For one three-month period, she was home, in a house her father had given to her after her marriage. Her husband and children lived in a separate house, a “short walk away.” “Her husband and in-laws instructed her children not to visit her. They weren’t even supposed to say her name.”

“Bapu cooked a small dinner every evening, hoping that her children would join her. Her son, Karthik, would defy his father and sneak to his mother’s house to eat. One day, however, Karthik found the door to his mother’s house left wide open. She wasn’t inside.” Karthik knew: his mother had escaped again.

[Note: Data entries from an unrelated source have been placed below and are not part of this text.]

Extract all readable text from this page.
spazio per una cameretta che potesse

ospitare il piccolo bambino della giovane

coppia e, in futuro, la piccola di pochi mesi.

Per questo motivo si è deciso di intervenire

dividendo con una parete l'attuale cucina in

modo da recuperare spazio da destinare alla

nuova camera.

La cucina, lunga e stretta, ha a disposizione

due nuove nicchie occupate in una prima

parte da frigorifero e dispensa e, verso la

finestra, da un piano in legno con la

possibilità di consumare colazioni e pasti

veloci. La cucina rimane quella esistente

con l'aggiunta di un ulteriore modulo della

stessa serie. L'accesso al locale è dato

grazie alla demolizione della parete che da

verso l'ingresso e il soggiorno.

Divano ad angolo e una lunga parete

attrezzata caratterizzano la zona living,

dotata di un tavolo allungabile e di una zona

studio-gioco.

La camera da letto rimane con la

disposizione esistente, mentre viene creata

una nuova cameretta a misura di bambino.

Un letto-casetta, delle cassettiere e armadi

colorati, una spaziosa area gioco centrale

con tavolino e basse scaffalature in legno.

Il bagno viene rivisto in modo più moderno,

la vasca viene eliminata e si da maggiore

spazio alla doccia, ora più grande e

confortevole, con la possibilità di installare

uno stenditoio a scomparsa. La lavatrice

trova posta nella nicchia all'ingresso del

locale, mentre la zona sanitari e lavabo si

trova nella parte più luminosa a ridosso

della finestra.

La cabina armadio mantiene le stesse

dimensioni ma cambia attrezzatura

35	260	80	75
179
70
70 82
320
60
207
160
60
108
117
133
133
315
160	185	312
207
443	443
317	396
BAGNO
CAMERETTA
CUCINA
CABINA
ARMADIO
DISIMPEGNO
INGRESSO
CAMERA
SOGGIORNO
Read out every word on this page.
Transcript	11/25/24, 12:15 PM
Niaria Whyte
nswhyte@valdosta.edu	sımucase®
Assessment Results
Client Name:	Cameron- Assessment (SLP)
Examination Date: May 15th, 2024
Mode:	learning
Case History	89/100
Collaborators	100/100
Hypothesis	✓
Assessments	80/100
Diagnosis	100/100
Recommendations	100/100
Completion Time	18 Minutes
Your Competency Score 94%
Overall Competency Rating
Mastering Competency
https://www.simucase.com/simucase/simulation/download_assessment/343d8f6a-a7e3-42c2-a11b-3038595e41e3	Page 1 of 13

Then a friend of the family said that he had seen Bapu in the Kanchi monastery. “Karthik, who was ten, convinced his grandmother to send him there.” When he arrived, “Karthik searched for his mother, walking through a grassy courtyard with water taps for devotees to wash their legs before praying.” He saw “a person with a shaved head, sitting under a tree . . . Instead of a sari, she wore a saffron robe wrapped around one shoulder and her waist. She had taken off all her jewelry.” Karthik said, “the only thing I cared about was that I had found her. That was the prize. I was desperate to sit on her lap.”

It hurts to read that! The mother was so driven, but her son wanted only “to sit on her lap.” Meanwhile, his father’s family calls the mother names, such as Paithyam — the Tamil word for “insane.”

The range of these stories is incredible. Oliver Sacks used a clinical approach (albeit, in simple language). He has only one concern: treatment. Aviv’s stories are much more intimate.